CORBIN, Ky. (LEX 18) — Over the past few weeks, there have been multiple incidents involving the Ku Klux Klan across central and eastern Kentucky.
There have been multiple reports from communities across central and eastern Kentucky of fliers that are recruiting for the Ku Klux Klan. One activist in Corbin says it's a bad sign for the state of the community.
LGBTQ+ advocate and protest organizer, Trent Osborne, says, "I think it's incredibly frightening. To me, it's a signal of an all-out war that they have declared. These people are not going to stop, they are going to harm people, they are going to hurt your communities, they are going to tear apart families."
In early June, Osborne was protesting recent legislation impacting the LGBTQ+ community when he and the group were approached by two armed men claiming to be members of the KKK. Osborne recalls a story from a friend’s grandfather who fought in World War II. He says he was disappointed that after that conflict hate groups survived.
He says, "The Nazis survived, the KKK have survived, they are these groups that are still rampaging through our communities, that are still tearing apart families, that are still threatening the very democracy that we have here in America. And it’s very strange to know that in the 1910s and the 1920s, the KKK was looked down upon and they're still active. Still to this day."

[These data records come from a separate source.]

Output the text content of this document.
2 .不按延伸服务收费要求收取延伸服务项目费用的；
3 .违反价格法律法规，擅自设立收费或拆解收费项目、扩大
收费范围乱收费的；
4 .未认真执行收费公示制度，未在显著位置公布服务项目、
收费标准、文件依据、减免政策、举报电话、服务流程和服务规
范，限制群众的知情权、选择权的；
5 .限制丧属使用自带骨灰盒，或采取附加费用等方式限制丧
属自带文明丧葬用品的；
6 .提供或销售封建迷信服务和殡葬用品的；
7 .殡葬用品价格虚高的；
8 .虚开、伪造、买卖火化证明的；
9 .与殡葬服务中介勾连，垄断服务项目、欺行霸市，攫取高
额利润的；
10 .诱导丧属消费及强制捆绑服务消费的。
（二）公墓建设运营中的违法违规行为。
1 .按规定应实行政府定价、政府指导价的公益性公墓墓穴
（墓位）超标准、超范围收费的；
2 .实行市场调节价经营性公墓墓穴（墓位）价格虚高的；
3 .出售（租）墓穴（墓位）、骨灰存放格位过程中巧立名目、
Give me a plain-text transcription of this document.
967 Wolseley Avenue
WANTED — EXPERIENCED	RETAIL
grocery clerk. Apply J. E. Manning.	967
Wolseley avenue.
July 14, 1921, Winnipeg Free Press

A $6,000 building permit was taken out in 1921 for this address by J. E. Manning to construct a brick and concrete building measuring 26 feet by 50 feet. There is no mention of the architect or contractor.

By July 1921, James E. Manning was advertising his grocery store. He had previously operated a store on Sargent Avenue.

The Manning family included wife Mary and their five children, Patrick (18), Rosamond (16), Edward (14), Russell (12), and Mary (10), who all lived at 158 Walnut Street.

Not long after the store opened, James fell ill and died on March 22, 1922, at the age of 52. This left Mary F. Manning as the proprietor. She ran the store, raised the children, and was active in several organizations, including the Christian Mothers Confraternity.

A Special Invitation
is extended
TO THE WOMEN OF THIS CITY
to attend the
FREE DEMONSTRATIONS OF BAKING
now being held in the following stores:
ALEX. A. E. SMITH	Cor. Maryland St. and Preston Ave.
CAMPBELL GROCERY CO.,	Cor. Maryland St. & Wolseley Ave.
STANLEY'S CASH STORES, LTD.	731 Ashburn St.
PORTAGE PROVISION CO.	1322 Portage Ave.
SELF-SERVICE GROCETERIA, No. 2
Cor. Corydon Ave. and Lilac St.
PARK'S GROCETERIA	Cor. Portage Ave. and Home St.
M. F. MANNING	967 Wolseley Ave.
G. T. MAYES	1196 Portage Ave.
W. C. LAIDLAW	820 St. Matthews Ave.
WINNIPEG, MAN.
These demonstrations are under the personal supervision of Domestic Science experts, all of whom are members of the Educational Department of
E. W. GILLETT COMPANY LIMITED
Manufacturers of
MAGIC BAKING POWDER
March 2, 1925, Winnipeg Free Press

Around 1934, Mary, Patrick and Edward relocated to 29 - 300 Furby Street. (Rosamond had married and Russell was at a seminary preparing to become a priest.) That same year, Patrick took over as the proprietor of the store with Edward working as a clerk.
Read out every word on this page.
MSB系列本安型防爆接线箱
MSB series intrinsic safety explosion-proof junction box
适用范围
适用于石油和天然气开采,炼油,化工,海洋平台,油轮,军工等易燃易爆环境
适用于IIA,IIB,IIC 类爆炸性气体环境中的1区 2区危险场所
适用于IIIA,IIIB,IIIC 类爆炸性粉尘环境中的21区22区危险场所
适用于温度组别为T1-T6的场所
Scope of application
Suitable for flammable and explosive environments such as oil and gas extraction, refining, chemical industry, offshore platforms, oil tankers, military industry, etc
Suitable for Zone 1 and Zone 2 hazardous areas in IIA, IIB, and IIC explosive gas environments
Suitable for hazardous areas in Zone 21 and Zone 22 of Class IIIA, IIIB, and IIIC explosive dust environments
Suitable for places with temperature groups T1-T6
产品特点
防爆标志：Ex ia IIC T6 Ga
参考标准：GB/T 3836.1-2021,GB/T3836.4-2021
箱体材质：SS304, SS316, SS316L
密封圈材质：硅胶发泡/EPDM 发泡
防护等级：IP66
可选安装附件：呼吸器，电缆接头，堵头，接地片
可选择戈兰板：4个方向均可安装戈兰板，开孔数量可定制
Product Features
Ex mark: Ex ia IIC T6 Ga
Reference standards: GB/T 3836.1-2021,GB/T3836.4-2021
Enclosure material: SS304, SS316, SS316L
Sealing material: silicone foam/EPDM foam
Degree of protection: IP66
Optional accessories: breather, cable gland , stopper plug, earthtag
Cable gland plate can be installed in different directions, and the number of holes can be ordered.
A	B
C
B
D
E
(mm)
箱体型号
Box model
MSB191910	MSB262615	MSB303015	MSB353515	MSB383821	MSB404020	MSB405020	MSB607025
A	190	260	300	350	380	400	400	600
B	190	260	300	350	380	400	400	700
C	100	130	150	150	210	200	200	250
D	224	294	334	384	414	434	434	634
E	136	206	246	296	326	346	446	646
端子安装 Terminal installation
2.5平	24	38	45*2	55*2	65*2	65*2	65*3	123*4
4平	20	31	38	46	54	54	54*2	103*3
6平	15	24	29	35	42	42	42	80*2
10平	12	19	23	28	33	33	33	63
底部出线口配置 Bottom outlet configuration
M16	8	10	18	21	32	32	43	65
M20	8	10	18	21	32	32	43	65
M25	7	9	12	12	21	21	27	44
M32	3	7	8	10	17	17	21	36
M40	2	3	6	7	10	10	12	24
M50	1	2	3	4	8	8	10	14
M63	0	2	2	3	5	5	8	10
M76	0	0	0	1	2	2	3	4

In 2021, the Southern Poverty Law Center reported nine hate and anti-government groups here in the Bluegrass. They've been tracking since 2000 and since then, here in Kentucky, they saw a spike in those numbers in 2016 with as many as 23 of those groups. Leaders from the SPLC say that while some of those groups may be quiet for a period, it's still important to know that they're out there and that they exist.
An analyst with the SCLP who wanted to remain anonymous because of the nature of his work, has tracked hate groups across the country. They say, "We monitor different websites, we monitor their own websites, their different all-tech platforms..." They tell me that this branch of the KKK hasn't been active since 2015.
The analyst urges the community to, "Educate yourselves about who they are and what they represent, educate yourself of how they talk and how their language...has seeped into mainstream rhetoric and media."
Osborne says it's time to remember to love one another. "I think that now, more than ever, it's very important to remember to love each other. That now, more than ever, your friends, your neighbors, your community needs you to love one another they're not going to back down. They want you gone and it's time to stand together and do more as a community."
There have been reports of these fliers from the KKK in Mt. Sterling, Lexington, Paris and most recently Corbin.